Duchossois Industries Acquires AMX for $22.50 Per Share
Feb 15, 2005 11:57 AM
AMX and Duchossois Industries have announced that they have entered into a definitive agreement in which an affiliate of Duchossois will acquire AMX. Under the terms of the agreement, AMX shareholders will receive $22.50 per share in cash, a 28 percent premium over the average closing price of AMX’s common stock for the 90 trading days ended Feb. 14, 2005. The total transaction is valued at approximately $315 million. The Duchossois affiliate is expected to commence a tender offer for all of AMX’s outstanding common stock within the next five business days which will, subject to extension in certain cases, remain open for 20 business days following the commencement of the offer.
“The AMX Board of Directors and management team have determined that the Duchossois offer is the best approach to maximize shareholder value,” said Bob Carroll, AMX president and CEO. “The agreement signed with Duchossois provides shareholders an excellent return on their AMX stock investment. Just two years ago, AMX had a market capitalization of approximately $12 million and is today valued at approximately $315 million through the Duchossois offer. This clearly is a win for our shareholders.”
The AMX board of directors has unanimously approved the transaction. Consummation of the tender offer is conditioned upon matters customary in similar transactions. The parties expect Duchossois’ acquisition of AMX to be completed during the second calendar quarter of 2005. Following the Duchossois affiliate’s acquisition of at least a majority of AMX’s fully diluted outstanding shares in the tender offer, the Duchossois affiliate will merge with and into AMX, with any shares not tendered in the tender offer being converted into the right to receive $22.50 per share in cash, and employee stock options being exchanged for $22.50 per share in cash less the exercise price of such options. AMX will continue to be headquartered in Richardson, Texas, and will maintain the AMX name and brand. The AMX management team, along with its employees, will remain in place following the acquisition, and business operations will continue as usual.
Shareholders, including AMX’s directors and officers, holding a total of approximately 17.7 percent of the outstanding shares of AMX, have entered into separate agreements in which they have agreed, subject to certain conditions, to tender their shares in support of the transaction.
Carroll added, “AMX is pleased to join Duchossois Industries because of its proven history of building successful businesses. We will continue to build upon the solid platform we have established to grow AMX’s existing business. An alliance with Duchossois will help accelerate new research and development and acquisition programs that will enhance our growing product portfolio. Our proven successes, coupled with Duchossois’ operating experience, relationships, and financial resources, will strengthen our industry leadership position and assure our future growth.”
“We have a deep appreciation for the hundreds of individuals who have built the impressive AMX organization over the past two decades,” said Craig Duchossois CEO of Duchossois Industries. “The strength of AMX’s management team and employees has created an industry leader and top innovator of control system technology.” Duchossois added, “Our goal is to significantly enhance AMX’s leadership position through expanded research and development and acquisition programs, enabling the company to grow into new markets. We look forward to working with Bob Carroll and the rest of the AMX team to build upon the strengths of this world-class company and deliver even greater value to its customers and partners.”
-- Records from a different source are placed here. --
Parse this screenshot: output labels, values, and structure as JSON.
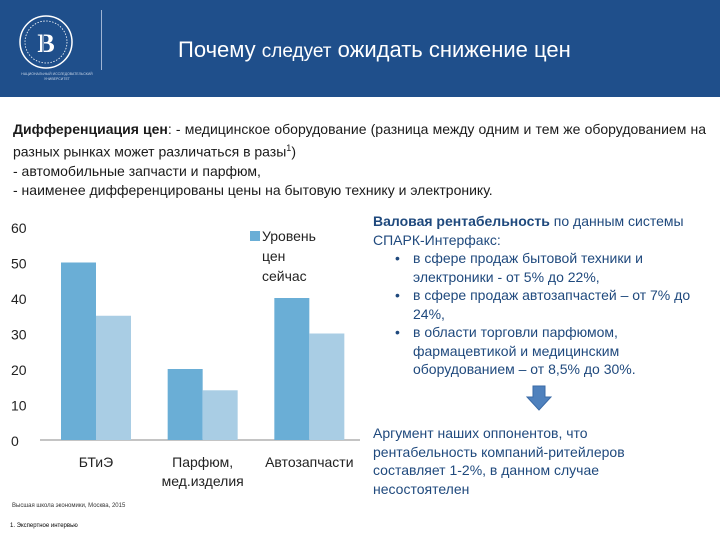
{
  "header": {
    "title_part1": "Почему ",
    "title_part2": "следует",
    "title_part3": " ожидать снижение цен",
    "logo_caption": "НАЦИОНАЛЬНЫЙ ИССЛЕДОВАТЕЛЬСКИЙ УНИВЕРСИТЕТ",
    "brand_color": "#1f4f8b"
  },
  "intro": {
    "label": "Дифференциация цен",
    "line1_rest": ": - медицинское оборудование (разница между одним и тем же оборудованием на разных рынках может различаться в разы",
    "footnote_mark": "1",
    "line1_end": ")",
    "line2": "-   автомобильные запчасти и парфюм,",
    "line3": "-   наименее дифференцированы цены на бытовую технику и электронику."
  },
  "chart_data": {
    "type": "bar",
    "categories": [
      "БТиЭ",
      "Парфюм, мед.изделия",
      "Автозапчасти"
    ],
    "category_lines": [
      [
        "БТиЭ"
      ],
      [
        "Парфюм,",
        "мед.изделия"
      ],
      [
        "Автозапчасти"
      ]
    ],
    "series": [
      {
        "name": "Уровень цен сейчас",
        "legend_lines": [
          "Уровень",
          "цен",
          "сейчас"
        ],
        "values": [
          50,
          20,
          40
        ],
        "color": "#6aaed6"
      },
      {
        "name": "",
        "values": [
          35,
          14,
          30
        ],
        "color": "#a9cde4"
      }
    ],
    "ylim": [
      0,
      60
    ],
    "yticks": [
      0,
      10,
      20,
      30,
      40,
      50,
      60
    ],
    "legend_position": "top-right",
    "grid": false
  },
  "right_panel": {
    "heading_bold": "Валовая рентабельность",
    "heading_rest": " по данным системы СПАРК-Интерфакс:",
    "bullets": [
      "в сфере продаж бытовой техники и электроники - от 5% до 22%,",
      "в сфере продаж автозапчастей – от 7% до 24%,",
      "в области торговли парфюмом, фармацевтикой и медицинским оборудованием – от 8,5% до 30%."
    ],
    "arrow_color": "#4f81bd",
    "argument": "Аргумент наших оппонентов, что рентабельность компаний-ритейлеров составляет 1-2%, в данном случае несостоятелен"
  },
  "footer": {
    "text": "Высшая школа экономики, Москва, 2015",
    "footnote": "1. Экспертное интервью"
  }
}
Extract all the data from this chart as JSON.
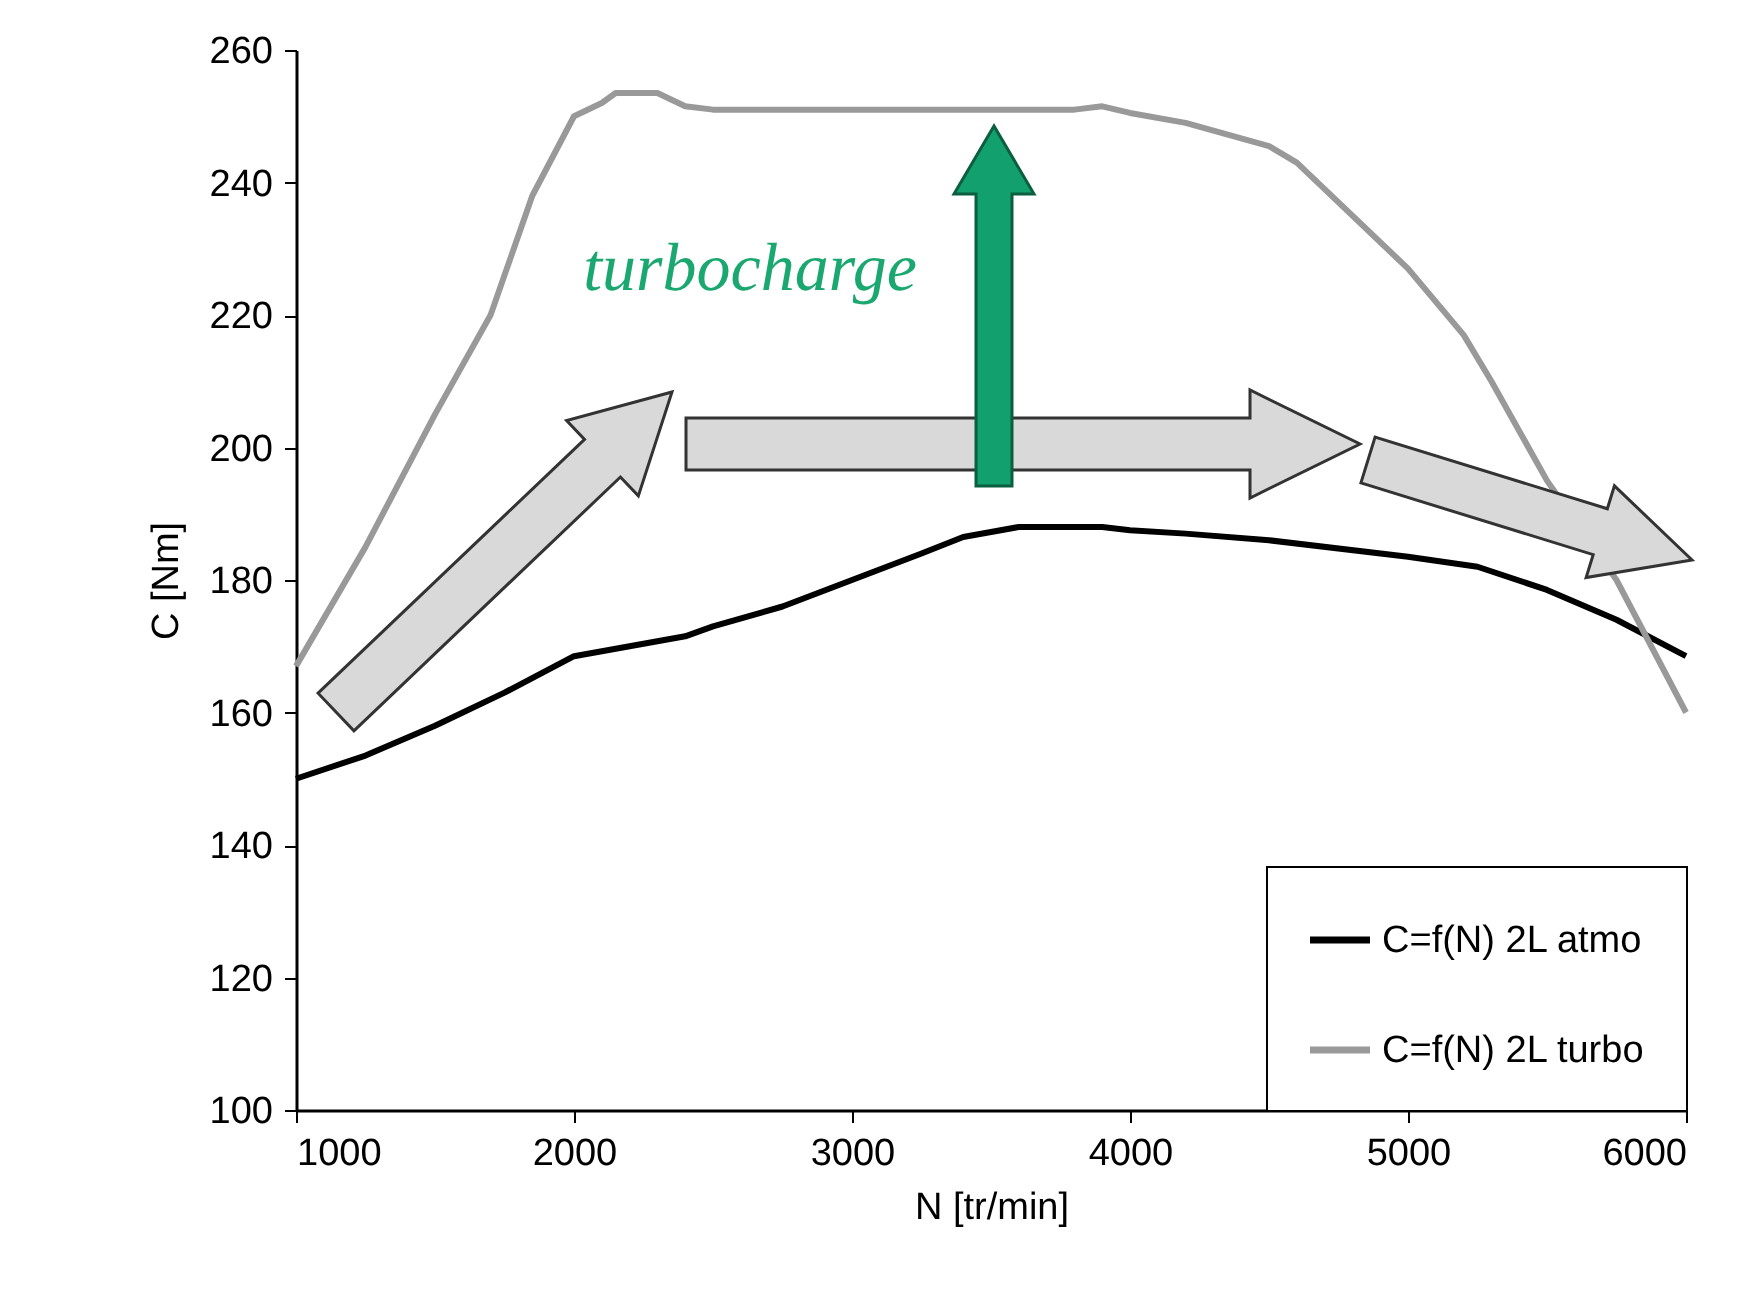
{
  "chart_data": {
    "type": "line",
    "xlabel": "N [tr/min]",
    "ylabel": "C [Nm]",
    "xlim": [
      1000,
      6000
    ],
    "xticks": [
      1000,
      2000,
      3000,
      4000,
      5000,
      6000
    ],
    "ylim": [
      100,
      260
    ],
    "yticks": [
      100,
      120,
      140,
      160,
      180,
      200,
      220,
      240,
      260
    ],
    "grid": false,
    "legend": "bottom right",
    "marker": "none",
    "line_style": "solid",
    "annotations": [
      "turbocharge"
    ],
    "series": [
      {
        "name": "C=f(N) 2L atmo",
        "color": "#000000",
        "x": [
          1000,
          1250,
          1500,
          1750,
          2000,
          2200,
          2400,
          2500,
          2750,
          3000,
          3250,
          3400,
          3600,
          3900,
          4000,
          4200,
          4500,
          5000,
          5250,
          5500,
          5750,
          6000
        ],
        "values": [
          150,
          153.5,
          158,
          163,
          168.5,
          170,
          171.5,
          173,
          176,
          180,
          184,
          186.5,
          188,
          188,
          187.5,
          187,
          186,
          183.5,
          182,
          178.5,
          174,
          168.5
        ]
      },
      {
        "name": "C=f(N) 2L turbo",
        "color": "#999999",
        "x": [
          1000,
          1250,
          1500,
          1700,
          1850,
          2000,
          2100,
          2150,
          2300,
          2400,
          2500,
          3800,
          3900,
          4000,
          4200,
          4500,
          4600,
          4750,
          5000,
          5200,
          5300,
          5500,
          5750,
          6000
        ],
        "values": [
          167,
          185,
          205,
          220,
          238,
          250,
          252,
          253.5,
          253.5,
          251.5,
          251,
          251,
          251.5,
          250.5,
          249,
          245.5,
          243,
          237,
          227,
          217,
          210,
          195,
          180,
          160
        ]
      }
    ]
  }
}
Duchossois acquires and invests in companies with exceptional management teams and compelling technology. Duchossois’ holdings include The Chamberlain Group, a maker of consumer and commercial garage door openers and other access control products, and Duchossois Technology Partners, which invests in advanced-technology ventures.
AMX products enable residential and commercial customers to centrally manage and control a variety of audio/video, environmental, and communications technologies. Customers also leverage the company’s advanced hardware and software platforms to store and distribute digital content, as well as to manage a selection of resources and services.
AMX customers will continue to place product orders and request technical support through the same procedures. Customers’ direct sales, distributor and independent representation contacts will not change, and AMX’s current relationship with its manufacturing and operations partners and suppliers will not be affected.
Seven Hills Partners LLC acted as the financial adviser to AMX Corporation in this transaction.